Phrases like, “We’re too different” or “We’ve grown apart” or “Life has just gotten the best of us” sound so innocent, yet are extremely lethal.
There are so many factors that can get in the way of a good marriage, but often, they are the small, unnoticed things that make their way in. In order to make sure our marriages survive and thrive, here are some relationship killers every couple should be on the lookout for:
1. Family Priorities
There’s no such thing as living in neutral, because drifting happens the moment we stop moving forward.
The top relationship stress for most couples has little to do with their relationship and much to do with the relationships they are surrounded by. The role of your parents, in-laws, siblings and friends all shift the moment you say “I do,” because when you join together as one, you’ve chosen to put your spouse above all others. Too many marriages are struggling simply due to a lack of priorities—finding themselves pulled by everyone else in every which way, except toward each other. Healthy marriages learn to choose one another above all others.
2. Lack of Communication
It’s true that the average couple invests in quality conversation only a few minutes a day. It’s easy to let life get busy and stop connecting with the one you love. But there’s no such thing as living in neutral, because drifting happens the moment we stop moving forward. Take the time to connect and communicate with your spouse often.
It’s so easy to take our stress out on our spouse. We can get into the habit of holding things in until we’re in the safety and comfort of our home, and then we explode. From financial problems, to illness, job-loss and grief, healthy couples allow their stress to pull them together, by relying on each other, sharing it with one another and carrying the load together.
I read a blog post recently about a guy getting a divorce ... except this guy chose to divorce his phone. But it makes sense, because so many of us carry this dangerous relationship killer right in our back pocket. In the world of technology crazed, iPhone carrying, Facebook posting mania, it’s no joke that we find our time slipping away into the inanimate instead of investing it into the intimate. Unplug, disconnect, shut down—and invest in your spouse.
Marriage is one huge, ongoing, life lesson in “unselfishness.” And we’ll either allow the experience to make us better—or we’ll grow bitter. Putting someone first is an incredibly hard task because our flesh is wired to choose self.
Each time we say yes to ourselves, we’re saying no to our marriage, because marriage is not about Him vs. Her, it’s about We vs. Me.

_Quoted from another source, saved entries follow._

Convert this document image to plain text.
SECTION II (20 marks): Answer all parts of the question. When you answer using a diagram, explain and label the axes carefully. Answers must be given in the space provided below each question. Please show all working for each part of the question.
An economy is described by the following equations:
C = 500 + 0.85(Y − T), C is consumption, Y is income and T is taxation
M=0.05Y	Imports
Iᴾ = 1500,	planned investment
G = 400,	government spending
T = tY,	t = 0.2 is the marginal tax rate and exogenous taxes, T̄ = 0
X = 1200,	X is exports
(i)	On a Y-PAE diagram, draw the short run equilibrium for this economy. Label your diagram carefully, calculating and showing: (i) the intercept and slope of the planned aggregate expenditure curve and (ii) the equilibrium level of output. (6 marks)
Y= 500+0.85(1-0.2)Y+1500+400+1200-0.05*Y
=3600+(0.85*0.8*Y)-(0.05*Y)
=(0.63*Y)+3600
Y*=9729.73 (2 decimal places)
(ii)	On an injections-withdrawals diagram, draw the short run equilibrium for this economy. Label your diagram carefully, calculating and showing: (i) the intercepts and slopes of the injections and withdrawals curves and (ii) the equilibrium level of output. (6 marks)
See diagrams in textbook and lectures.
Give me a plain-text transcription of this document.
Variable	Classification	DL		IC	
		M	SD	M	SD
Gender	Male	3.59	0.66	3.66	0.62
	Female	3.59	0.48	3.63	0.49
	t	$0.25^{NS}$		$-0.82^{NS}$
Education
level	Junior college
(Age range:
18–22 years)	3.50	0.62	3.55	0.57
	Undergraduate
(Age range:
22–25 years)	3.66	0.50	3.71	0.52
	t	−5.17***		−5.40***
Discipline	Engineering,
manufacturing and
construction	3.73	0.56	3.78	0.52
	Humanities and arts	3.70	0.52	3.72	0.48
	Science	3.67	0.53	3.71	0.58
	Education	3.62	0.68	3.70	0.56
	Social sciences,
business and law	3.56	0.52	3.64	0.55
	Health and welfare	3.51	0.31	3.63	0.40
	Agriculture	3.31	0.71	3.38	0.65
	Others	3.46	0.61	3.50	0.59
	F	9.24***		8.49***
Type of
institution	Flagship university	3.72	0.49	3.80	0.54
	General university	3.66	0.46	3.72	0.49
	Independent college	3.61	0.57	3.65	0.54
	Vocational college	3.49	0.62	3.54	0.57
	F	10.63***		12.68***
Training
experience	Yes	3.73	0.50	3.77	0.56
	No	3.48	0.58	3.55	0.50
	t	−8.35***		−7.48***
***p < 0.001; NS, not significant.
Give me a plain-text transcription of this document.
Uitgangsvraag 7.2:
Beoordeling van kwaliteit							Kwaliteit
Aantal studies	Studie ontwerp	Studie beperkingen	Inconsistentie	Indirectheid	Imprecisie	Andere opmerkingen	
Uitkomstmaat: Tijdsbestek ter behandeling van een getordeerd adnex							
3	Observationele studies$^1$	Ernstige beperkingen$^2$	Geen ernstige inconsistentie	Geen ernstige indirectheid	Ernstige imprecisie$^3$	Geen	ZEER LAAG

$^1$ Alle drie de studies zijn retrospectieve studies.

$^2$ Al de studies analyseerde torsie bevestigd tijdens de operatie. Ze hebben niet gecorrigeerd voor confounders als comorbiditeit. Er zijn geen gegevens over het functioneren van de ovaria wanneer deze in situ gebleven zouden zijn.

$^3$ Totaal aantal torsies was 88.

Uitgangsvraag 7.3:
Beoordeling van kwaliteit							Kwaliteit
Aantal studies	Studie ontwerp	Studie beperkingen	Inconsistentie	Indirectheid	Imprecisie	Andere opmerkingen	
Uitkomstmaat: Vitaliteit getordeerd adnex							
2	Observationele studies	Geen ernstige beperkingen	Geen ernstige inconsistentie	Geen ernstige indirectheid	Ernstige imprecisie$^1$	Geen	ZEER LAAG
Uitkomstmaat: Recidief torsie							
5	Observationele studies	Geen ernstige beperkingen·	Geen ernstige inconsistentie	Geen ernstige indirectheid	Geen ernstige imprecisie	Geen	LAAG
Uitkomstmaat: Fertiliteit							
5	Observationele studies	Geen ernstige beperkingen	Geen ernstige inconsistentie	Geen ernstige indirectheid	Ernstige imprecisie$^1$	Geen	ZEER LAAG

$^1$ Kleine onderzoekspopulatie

Forgiving and forgetting are not one in the same. When we fail to realize that, we will hold on to our hurts for a very long time. And eventually those hurts begin wreaking havoc on our lives from the inside out. But forgiveness is not about excusing the other person, it’s about freeing ourselves to receive healing from the God who forgives us time and time and time again.
7. Loose Boundaries
We tend to think about offensive play in marriage, forgetting that defensive strategy is just as important. We can be doing all the right things, while still failing to keep out the things that are harmful. Draw a circle around your marriage, and protect it by guarding your emotions, your interactions, and the way you spend your time.
8. The Past
The most paralyzing thing we can do for our relationship is to define our spouse by their past, rather than by who they are in the present. The past may impact our lives, but it will only control our present if we allow it to. It’s important to be real with one another about our pasts, but more important, to respect one other’s pasts by seeing what God is doing in the life of our spouse here and now. Forget what is behind so that you can move toward what is ahead.
The most paralyzing thing we can do for our relationship is to define our spouse by their past, rather than by who they are in the present.
Why is a small lie just as dangerous as a big lie? Because they both have the same impact on intimacy. Honesty in marriage is like the chain that holds you together. Removing one link or 10 links does the same thing: it causes separation. If you’ve made mistakes in your relationship or have been hiding things from your spouse, now is the time to seek truth and confession; because a relationship riddled with dishonesty is no relationship at all.
“I am my biggest marriage problem” is the theme of Paul Tripp’s work in the field of relationships. To be able to look in, then, is the greatest step toward nourishing a relationship—to be aware enough to recognize and restore your flaws and shortcomings before fixating on those of your spouse. But the sting of pride can make that really hard to do. It’s so much easier to point the finger and to shift the blame. But the moment you let go of your responsibility, you’ve let go of your relationship—because no matter what the issue at hand: it always takes two.
It’s time to consider where you’ve let your guard down before these sly intruders make their way in. May God continue to give you the wisdom to recognize these patterns and to lookout for the “small stuff” by protecting, nourishing and prioritizing your marriage.